Lets Cross Validate and Check how the model performs.

In [91]:
#cross validation
#it is used to protect against overfitting in a predictive model, 
#particularly in a case where the amount of data may be limited. In cross-validation, 
#you make a fixed number of folds (or partitions) of the data, run the analysis on each fold, and then average the overall error estimate.
#cv = 5 ==> partition the data in2 4 Training & 1 Testing Data parts
print(cross_val_score(model, X, Y, cv = 5))

[0.78072397 0.72508556 0.80267643 0.87316903 0.64958212]

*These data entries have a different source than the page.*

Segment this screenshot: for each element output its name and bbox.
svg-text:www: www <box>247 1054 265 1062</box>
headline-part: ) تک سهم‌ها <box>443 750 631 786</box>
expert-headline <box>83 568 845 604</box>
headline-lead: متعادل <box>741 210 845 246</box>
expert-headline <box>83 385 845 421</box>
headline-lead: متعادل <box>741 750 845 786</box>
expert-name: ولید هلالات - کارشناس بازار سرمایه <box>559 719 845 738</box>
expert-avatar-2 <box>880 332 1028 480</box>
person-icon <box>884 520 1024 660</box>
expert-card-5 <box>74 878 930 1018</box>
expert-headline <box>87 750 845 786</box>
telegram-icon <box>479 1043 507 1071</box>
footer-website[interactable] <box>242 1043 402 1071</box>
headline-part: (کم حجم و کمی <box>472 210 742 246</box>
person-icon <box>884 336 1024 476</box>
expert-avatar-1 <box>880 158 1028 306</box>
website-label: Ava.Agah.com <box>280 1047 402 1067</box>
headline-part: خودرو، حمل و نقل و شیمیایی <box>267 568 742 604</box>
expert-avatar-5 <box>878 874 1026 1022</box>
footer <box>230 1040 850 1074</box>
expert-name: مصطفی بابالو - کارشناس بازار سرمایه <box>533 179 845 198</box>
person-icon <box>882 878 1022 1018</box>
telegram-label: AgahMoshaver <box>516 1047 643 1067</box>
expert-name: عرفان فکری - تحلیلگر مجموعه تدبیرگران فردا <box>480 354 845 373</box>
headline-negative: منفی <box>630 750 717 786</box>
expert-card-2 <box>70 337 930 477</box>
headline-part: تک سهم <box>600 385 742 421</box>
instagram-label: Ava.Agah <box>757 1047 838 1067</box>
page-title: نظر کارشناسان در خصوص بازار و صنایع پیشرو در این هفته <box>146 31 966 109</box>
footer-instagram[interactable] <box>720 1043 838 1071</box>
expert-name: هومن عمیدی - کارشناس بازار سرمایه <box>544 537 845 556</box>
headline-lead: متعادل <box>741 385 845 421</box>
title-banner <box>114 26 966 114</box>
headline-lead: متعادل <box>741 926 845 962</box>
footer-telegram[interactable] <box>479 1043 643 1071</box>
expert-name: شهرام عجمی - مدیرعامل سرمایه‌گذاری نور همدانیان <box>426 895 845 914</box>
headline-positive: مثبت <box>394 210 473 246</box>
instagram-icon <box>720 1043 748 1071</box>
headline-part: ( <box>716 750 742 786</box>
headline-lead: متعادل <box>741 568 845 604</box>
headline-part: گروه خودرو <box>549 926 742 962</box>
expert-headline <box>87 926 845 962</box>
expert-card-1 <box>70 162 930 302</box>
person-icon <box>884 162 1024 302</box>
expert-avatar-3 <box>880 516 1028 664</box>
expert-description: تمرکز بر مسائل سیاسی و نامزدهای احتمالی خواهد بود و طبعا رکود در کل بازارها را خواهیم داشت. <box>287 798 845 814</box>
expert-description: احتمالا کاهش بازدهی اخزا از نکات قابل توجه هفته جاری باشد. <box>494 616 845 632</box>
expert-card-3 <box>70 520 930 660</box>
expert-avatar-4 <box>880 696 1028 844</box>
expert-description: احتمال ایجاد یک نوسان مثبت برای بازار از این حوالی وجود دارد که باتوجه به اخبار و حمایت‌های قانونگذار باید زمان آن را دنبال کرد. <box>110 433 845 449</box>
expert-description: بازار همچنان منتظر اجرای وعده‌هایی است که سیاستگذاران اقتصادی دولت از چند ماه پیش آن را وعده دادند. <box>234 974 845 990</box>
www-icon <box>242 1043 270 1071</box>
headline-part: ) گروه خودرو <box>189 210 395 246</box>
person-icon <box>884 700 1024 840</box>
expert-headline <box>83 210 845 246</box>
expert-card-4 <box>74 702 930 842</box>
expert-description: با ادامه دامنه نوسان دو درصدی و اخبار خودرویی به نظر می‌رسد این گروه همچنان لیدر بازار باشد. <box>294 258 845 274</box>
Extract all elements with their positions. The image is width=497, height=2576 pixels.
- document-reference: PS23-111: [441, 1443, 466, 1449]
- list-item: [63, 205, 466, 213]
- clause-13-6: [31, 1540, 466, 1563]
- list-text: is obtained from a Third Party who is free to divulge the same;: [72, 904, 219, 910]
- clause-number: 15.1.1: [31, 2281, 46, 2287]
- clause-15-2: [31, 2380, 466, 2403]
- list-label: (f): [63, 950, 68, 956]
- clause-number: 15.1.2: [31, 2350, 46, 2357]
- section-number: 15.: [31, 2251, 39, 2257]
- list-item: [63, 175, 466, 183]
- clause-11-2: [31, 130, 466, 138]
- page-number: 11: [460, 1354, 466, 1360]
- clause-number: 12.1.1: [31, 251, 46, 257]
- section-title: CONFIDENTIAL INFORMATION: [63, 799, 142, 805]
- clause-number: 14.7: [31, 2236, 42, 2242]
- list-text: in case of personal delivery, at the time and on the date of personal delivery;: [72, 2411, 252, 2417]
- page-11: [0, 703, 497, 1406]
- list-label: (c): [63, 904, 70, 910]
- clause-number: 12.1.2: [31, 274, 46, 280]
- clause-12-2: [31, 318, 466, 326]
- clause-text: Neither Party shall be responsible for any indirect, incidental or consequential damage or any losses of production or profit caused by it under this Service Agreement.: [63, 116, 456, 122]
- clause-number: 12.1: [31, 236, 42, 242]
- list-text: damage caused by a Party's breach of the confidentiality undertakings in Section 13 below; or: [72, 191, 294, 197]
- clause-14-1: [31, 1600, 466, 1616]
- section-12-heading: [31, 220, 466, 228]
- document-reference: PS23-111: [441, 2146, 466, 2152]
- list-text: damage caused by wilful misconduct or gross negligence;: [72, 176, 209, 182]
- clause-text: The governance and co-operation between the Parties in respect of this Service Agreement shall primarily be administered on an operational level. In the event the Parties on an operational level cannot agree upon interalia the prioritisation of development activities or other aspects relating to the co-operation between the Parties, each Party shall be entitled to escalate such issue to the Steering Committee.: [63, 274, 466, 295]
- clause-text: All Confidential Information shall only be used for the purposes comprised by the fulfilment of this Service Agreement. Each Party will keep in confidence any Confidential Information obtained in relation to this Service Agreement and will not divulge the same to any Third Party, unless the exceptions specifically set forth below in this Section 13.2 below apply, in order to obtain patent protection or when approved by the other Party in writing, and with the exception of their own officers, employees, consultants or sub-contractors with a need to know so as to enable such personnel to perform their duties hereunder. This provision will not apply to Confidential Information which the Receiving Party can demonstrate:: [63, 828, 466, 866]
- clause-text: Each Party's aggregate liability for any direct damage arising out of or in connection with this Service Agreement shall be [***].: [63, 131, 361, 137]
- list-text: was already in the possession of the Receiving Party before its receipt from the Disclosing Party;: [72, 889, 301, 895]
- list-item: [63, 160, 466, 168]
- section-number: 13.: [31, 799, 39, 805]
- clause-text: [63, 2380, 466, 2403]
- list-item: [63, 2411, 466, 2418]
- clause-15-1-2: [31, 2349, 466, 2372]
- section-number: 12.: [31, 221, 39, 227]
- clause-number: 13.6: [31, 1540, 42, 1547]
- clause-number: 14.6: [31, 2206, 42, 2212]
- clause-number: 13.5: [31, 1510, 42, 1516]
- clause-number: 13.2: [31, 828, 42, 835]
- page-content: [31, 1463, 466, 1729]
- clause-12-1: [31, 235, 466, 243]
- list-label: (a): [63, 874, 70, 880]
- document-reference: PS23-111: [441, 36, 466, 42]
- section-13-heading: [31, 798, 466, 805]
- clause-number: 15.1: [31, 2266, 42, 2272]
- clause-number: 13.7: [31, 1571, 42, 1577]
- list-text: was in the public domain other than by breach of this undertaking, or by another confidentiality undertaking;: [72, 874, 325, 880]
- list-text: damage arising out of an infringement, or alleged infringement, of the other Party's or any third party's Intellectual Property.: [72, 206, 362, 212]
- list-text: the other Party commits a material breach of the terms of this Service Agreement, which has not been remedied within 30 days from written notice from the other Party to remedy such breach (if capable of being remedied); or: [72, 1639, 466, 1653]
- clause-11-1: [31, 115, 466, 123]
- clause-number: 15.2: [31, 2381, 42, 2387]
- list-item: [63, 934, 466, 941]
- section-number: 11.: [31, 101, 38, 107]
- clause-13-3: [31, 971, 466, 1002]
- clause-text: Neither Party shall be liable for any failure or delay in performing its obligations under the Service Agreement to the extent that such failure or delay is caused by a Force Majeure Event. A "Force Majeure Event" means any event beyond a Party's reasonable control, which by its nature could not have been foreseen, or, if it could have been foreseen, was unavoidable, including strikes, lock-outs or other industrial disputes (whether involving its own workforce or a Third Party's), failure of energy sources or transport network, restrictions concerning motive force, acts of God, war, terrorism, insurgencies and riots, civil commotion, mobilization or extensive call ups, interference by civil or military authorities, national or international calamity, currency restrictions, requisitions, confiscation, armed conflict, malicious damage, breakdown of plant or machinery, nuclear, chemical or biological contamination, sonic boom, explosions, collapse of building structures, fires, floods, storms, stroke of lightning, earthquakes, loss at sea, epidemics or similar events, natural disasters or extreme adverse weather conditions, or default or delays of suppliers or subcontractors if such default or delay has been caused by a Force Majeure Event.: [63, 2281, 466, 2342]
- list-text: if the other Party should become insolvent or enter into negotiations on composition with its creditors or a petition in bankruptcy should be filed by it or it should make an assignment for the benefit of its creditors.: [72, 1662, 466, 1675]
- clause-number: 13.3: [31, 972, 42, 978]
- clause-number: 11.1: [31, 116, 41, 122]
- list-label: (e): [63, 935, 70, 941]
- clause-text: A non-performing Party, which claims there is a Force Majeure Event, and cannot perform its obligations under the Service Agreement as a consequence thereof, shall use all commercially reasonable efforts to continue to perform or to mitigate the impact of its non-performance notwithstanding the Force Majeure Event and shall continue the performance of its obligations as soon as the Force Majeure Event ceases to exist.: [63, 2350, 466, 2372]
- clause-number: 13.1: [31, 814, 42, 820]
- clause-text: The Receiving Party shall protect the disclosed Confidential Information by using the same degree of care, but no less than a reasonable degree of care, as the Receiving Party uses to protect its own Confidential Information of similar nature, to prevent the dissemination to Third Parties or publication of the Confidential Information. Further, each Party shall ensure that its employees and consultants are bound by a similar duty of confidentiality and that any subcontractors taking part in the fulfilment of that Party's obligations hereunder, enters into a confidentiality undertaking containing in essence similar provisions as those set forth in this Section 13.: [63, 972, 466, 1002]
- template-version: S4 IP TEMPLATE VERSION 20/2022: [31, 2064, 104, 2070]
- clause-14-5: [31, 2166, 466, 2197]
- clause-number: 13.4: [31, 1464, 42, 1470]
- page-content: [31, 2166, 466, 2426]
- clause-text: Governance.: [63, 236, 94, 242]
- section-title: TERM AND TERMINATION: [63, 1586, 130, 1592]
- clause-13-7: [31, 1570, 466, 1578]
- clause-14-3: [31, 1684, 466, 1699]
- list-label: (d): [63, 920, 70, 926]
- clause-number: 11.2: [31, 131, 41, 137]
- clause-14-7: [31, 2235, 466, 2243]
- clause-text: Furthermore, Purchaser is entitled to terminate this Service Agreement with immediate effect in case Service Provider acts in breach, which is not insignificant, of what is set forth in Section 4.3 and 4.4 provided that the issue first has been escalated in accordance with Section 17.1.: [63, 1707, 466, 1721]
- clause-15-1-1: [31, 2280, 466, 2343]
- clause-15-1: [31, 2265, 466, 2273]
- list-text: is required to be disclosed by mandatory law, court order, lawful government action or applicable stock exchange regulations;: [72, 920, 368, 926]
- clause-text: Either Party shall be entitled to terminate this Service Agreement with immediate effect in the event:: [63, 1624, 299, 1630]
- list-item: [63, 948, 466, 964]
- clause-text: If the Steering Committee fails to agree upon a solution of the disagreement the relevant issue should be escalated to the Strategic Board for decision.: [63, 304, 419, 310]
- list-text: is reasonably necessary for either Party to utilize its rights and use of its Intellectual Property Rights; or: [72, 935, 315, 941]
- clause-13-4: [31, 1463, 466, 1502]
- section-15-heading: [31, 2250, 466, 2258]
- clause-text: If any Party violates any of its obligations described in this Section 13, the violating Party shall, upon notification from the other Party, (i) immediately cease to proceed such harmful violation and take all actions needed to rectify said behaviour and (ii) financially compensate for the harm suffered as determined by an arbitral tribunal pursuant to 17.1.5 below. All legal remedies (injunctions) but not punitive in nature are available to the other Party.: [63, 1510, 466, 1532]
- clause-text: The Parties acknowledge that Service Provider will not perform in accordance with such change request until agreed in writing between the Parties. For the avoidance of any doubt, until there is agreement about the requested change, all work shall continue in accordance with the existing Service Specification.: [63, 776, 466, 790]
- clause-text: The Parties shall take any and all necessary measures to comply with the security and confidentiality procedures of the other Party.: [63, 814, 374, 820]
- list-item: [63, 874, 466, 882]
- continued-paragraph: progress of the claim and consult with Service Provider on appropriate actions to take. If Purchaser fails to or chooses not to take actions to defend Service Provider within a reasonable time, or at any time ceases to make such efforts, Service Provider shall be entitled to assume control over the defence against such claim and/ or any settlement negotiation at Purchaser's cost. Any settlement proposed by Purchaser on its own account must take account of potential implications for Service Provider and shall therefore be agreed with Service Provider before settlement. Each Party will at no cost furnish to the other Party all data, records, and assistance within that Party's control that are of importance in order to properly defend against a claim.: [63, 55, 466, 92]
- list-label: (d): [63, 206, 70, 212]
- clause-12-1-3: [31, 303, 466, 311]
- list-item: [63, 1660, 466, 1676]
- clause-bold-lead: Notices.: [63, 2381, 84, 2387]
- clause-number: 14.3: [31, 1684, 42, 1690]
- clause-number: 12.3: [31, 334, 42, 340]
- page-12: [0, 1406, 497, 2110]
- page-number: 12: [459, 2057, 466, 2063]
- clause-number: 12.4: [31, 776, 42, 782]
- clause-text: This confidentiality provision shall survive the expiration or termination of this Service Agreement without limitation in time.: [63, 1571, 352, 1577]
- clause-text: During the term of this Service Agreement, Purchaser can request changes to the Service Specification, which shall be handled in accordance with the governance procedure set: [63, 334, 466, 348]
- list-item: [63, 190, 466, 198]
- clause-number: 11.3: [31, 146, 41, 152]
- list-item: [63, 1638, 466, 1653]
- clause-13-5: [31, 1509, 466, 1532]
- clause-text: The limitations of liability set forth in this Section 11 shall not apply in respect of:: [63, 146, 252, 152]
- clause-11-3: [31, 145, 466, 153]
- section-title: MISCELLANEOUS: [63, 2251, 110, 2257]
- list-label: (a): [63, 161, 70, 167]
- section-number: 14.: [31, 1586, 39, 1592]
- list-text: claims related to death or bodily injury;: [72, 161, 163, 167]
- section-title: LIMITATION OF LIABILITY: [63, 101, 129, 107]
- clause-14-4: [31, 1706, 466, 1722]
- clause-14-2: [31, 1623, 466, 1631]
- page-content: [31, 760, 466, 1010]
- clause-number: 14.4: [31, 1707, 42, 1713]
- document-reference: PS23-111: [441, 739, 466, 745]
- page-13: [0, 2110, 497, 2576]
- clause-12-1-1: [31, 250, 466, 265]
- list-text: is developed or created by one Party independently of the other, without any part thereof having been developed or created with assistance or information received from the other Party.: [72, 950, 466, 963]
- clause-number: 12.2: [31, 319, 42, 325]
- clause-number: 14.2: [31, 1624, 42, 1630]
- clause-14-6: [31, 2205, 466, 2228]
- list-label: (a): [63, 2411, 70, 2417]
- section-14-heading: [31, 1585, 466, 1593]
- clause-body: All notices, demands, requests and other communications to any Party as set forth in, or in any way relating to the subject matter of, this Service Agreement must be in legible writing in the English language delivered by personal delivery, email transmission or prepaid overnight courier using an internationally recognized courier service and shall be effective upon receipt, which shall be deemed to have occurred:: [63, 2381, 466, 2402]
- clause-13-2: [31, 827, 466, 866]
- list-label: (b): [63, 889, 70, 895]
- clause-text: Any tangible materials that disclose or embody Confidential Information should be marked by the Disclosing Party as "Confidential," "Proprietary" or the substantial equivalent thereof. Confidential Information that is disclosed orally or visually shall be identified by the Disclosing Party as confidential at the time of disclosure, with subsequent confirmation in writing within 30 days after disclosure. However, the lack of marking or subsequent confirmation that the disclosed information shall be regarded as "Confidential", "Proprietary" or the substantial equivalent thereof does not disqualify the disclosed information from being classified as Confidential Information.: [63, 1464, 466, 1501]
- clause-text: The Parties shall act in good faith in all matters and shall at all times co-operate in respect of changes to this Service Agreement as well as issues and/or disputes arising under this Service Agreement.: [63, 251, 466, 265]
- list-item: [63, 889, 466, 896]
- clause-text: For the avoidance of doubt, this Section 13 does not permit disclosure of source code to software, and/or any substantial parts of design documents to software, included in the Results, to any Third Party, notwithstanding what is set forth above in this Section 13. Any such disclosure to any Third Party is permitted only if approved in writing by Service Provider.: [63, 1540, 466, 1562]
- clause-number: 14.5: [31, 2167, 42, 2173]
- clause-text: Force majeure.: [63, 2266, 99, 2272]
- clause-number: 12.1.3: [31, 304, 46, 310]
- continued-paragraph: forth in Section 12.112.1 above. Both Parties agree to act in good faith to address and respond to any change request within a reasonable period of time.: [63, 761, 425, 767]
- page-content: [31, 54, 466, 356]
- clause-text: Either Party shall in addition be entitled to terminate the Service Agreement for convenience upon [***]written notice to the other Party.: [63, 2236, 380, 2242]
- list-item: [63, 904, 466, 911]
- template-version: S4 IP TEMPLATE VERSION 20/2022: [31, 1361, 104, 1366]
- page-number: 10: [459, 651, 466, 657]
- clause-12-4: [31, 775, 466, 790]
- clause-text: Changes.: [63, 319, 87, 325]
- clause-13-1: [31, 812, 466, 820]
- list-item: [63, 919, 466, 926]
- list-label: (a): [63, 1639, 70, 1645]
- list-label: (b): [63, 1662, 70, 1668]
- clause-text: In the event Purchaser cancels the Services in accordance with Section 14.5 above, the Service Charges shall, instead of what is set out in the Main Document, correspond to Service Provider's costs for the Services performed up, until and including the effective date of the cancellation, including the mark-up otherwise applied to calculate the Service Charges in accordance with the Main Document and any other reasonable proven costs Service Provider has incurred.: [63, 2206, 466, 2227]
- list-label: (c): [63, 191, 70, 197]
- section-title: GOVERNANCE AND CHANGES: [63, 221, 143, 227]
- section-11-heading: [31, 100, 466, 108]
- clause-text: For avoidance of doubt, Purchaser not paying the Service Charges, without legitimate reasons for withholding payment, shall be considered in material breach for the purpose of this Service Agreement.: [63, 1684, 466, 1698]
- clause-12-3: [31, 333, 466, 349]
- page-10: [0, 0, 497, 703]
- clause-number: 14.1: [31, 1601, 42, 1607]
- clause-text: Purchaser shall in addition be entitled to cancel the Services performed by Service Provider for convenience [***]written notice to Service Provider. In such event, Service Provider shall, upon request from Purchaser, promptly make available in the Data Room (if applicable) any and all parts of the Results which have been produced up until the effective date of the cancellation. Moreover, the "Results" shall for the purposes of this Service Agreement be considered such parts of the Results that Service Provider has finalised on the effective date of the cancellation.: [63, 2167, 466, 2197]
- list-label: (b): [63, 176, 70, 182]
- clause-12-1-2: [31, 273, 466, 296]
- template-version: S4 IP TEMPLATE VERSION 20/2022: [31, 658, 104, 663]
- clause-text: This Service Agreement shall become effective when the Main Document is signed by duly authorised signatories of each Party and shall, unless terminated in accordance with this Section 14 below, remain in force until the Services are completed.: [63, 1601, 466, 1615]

Making a Predictive System

In [93]:
#v r predicting by giving the input 
print("***Price of Medical Insurance***")
print('---------------------------------')

a = int(input("Enter the Age of the Customer : "))
b = int(input("Does the Customer has Diabetes (1 = Yes, 0 = No) : "))
c = int(input("Does the Customer has Blood Pressure Problems (1 = Yes, 0 = No) : "))
d = int(input("Does the Customer has Any Transplants (1 = Yes, 0 = No) : "))
e = int(input("Does the Customer has Any Chronic Diseases (1 = Yes, 0 = No) : "))
f = float(input("Height of Customer (in cm) : "))
g = float(input("Weight of Customer (in kg) : "))
h = int(input("Does the Customer has Known Allergies (1 = Yes, 0 = No) : "))
i = int(input("Does the Customer has History Of Cancer In Family (1 = Yes, 0 = No) : "))
j = int(input("Number Of Major Surgeries for Customer : "))

input_data = np.array([[a, b, c, d, e, f, g, h, i, j]])

# changing input_data to a numpy array
input_data_as_numpy_array = np.asarray(input_data)

# reshape the array
input_data_reshaped = input_data_as_numpy_array.reshape(1,-1)

prediction = model.predict(input_data_reshaped)
print("-----------------------------------------------------------------------------------")

print('The Medical Insurance cost : $', prediction[0])

***Price of Medical Insurance***
---------------------------------
Enter the Age of the Customer : 19
Does the Customer has Diabetes (1 = Yes, 0 = No) : 0
Does the Customer has Blood Pressure Problems (1 = Yes, 0 = No) : 0
Does the Customer has Any Transplants (1 = Yes, 0 = No) : 0
Does the Customer has Any Chronic Diseases (1 = Yes, 0 = No) : 0
Height of Customer (in cm) : 186
Weight of Customer (in kg) : 100
Does the Customer has Known Allergies (1 = Yes, 0 = No) : 1
Does the Customer has History Of Cancer In Family (1 = Yes, 0 = No) : 0
Number Of Major Surgeries for Customer : 0
-----------------------------------------------------------------------------------
The Medical Insurance cost : $ 16104.737


# Summary
So this is how we can build a Medical Insurance Premium Prediction model using Machine Learning and the Python programming language. I hope you liked this project on how to build a  model with Machine Learning.